Customs and Border Protection in Puerto Rico, including its Air and Marine Operations branch, patrol the waters near the Caribbean territory for the trafficking of narcotics and weapons as well as undocumented immigrants trying to enter the United States.

The Mona Passage, which sits between Puerto Rico and Hispaniola, is a smuggling hot spot. The Miami Herald joined AMO on a routine flight over the Mona Passage in June, where agents used the naked eye as well as radar technology to spot suspicious boats thousands of feet below.

The federal agency has made two notable drug seizures recently. On the day before the shootout, U.S. Border Patrol agents came across 198 pounds of cocaine and the body of a man near a makeshift boat on the beaches of the northwestern coastal town of Quebradillas.
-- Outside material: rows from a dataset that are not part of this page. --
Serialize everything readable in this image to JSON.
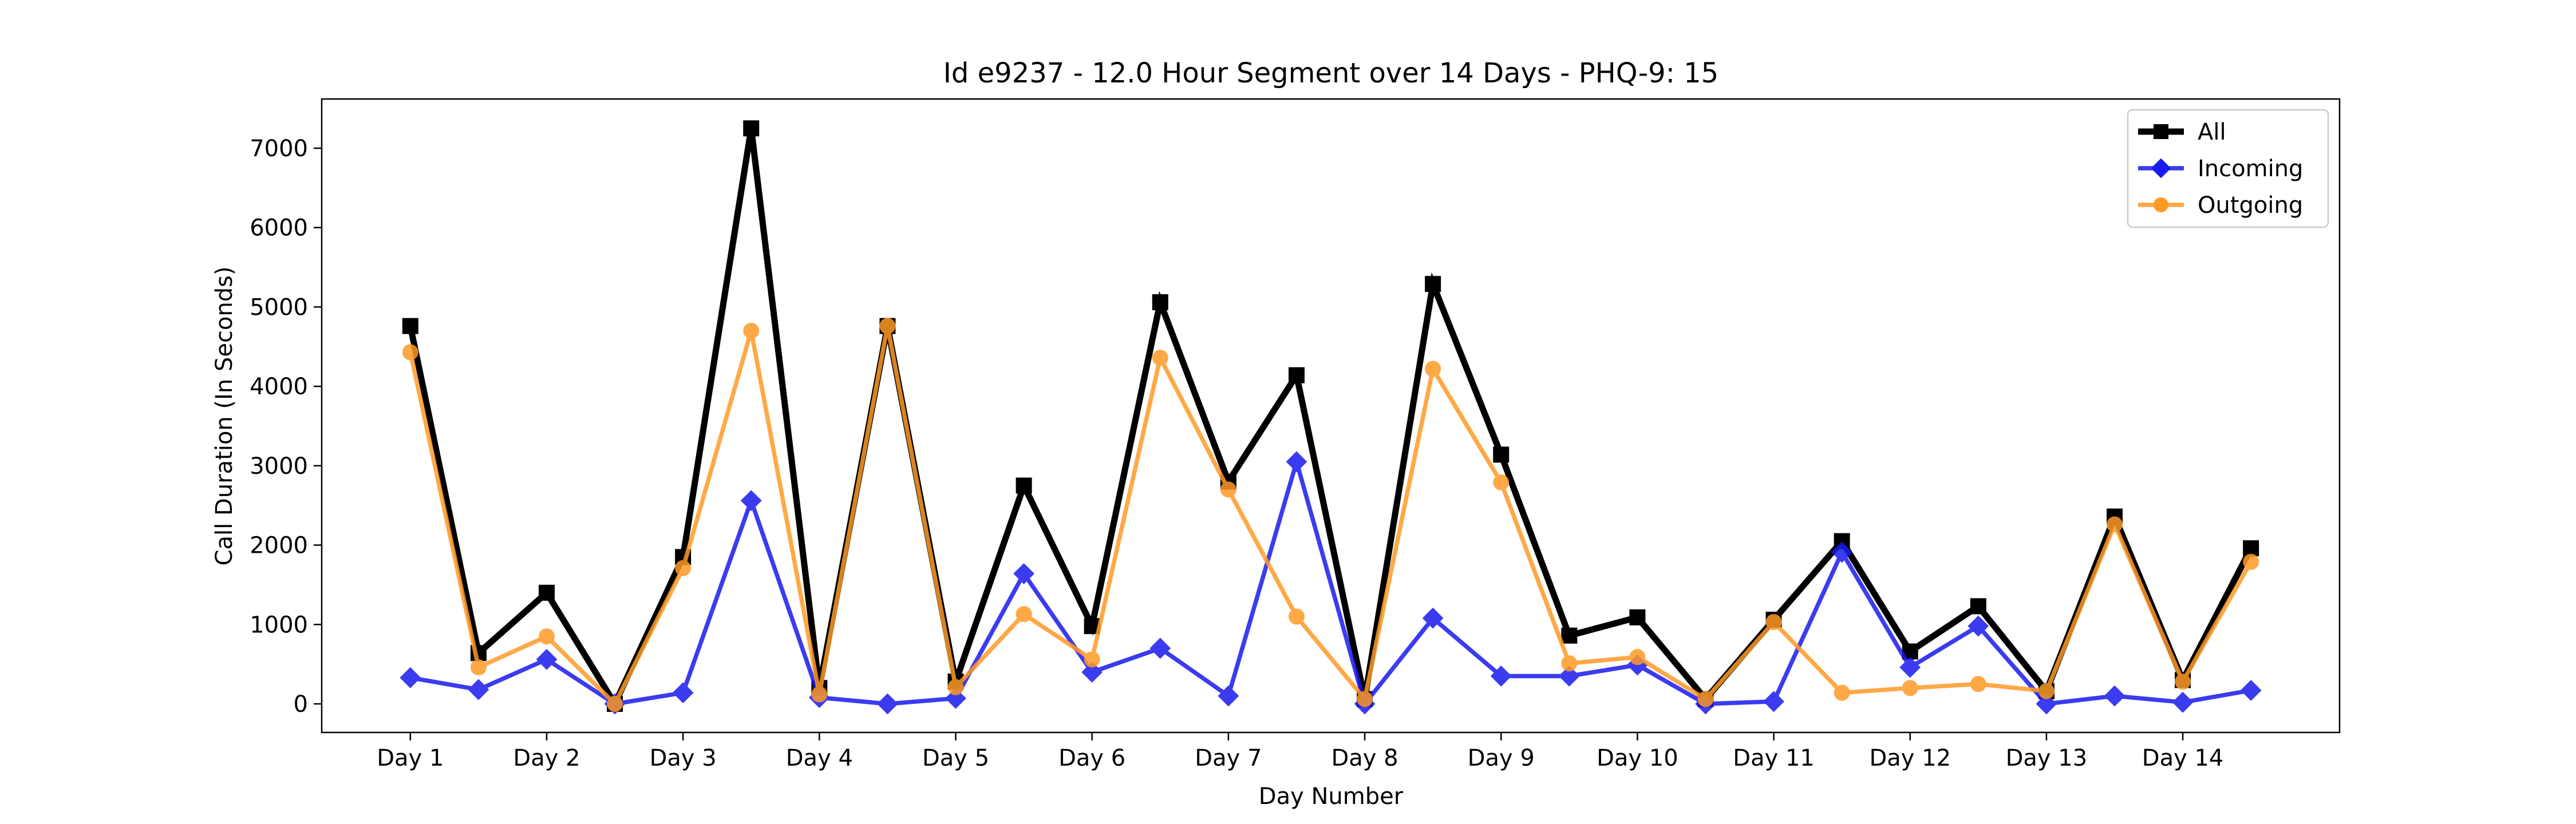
{
  "chart_data": {
    "type": "line",
    "title": "Id e9237 - 12.0 Hour Segment over 14 Days - PHQ-9: 15",
    "xlabel": "Day Number",
    "ylabel": "Call Duration (In Seconds)",
    "x_tick_labels": [
      "Day 1",
      "Day 2",
      "Day 3",
      "Day 4",
      "Day 5",
      "Day 6",
      "Day 7",
      "Day 8",
      "Day 9",
      "Day 10",
      "Day 11",
      "Day 12",
      "Day 13",
      "Day 14"
    ],
    "y_ticks": [
      0,
      1000,
      2000,
      3000,
      4000,
      5000,
      6000,
      7000
    ],
    "xlim": [
      0.35,
      15.15
    ],
    "ylim": [
      -360,
      7620
    ],
    "x": [
      1,
      1.5,
      2,
      2.5,
      3,
      3.5,
      4,
      4.5,
      5,
      5.5,
      6,
      6.5,
      7,
      7.5,
      8,
      8.5,
      9,
      9.5,
      10,
      10.5,
      11,
      11.5,
      12,
      12.5,
      13,
      13.5,
      14,
      14.5
    ],
    "legend_position": "top-right",
    "grid": false,
    "series": [
      {
        "name": "All",
        "color": "#000000",
        "marker": "square",
        "values": [
          4760,
          640,
          1400,
          0,
          1850,
          7250,
          200,
          4760,
          280,
          2750,
          980,
          5060,
          2800,
          4140,
          60,
          5290,
          3140,
          860,
          1090,
          60,
          1060,
          2050,
          660,
          1230,
          160,
          2360,
          300,
          1960
        ]
      },
      {
        "name": "Incoming",
        "color": "#1a1aee",
        "marker": "diamond",
        "values": [
          330,
          180,
          560,
          0,
          140,
          2560,
          80,
          0,
          70,
          1640,
          400,
          700,
          100,
          3050,
          0,
          1080,
          350,
          350,
          490,
          0,
          30,
          1910,
          460,
          980,
          0,
          100,
          20,
          170
        ]
      },
      {
        "name": "Outgoing",
        "color": "#ff9a26",
        "marker": "circle",
        "values": [
          4430,
          460,
          850,
          0,
          1710,
          4700,
          120,
          4760,
          210,
          1130,
          560,
          4360,
          2700,
          1100,
          60,
          4220,
          2790,
          510,
          590,
          60,
          1030,
          140,
          200,
          250,
          160,
          2260,
          280,
          1790
        ]
      }
    ]
  }
}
The week prior, Air and Marine Operations Agents had intercepted a boat near tiny, uninhabited Desecheo Island with two Dominican Republic nationals carrying 851 pounds of cocaine. They were estimated to be worth around $7.17 million.

“It is a methodic and sustained effort to interdict vessels that attempt to bring contraband into our shores,” said Director of the Caribbean Air and Marine Branch Augusto Reyes at the time, “AMO agents use their maritime domain awareness to detect and stop them.”

Only last month, CBP training instructor Jorge Arias, 35, was killed after being accidentally shot by another agent during a training exercise at a West Miami-Dade gun range.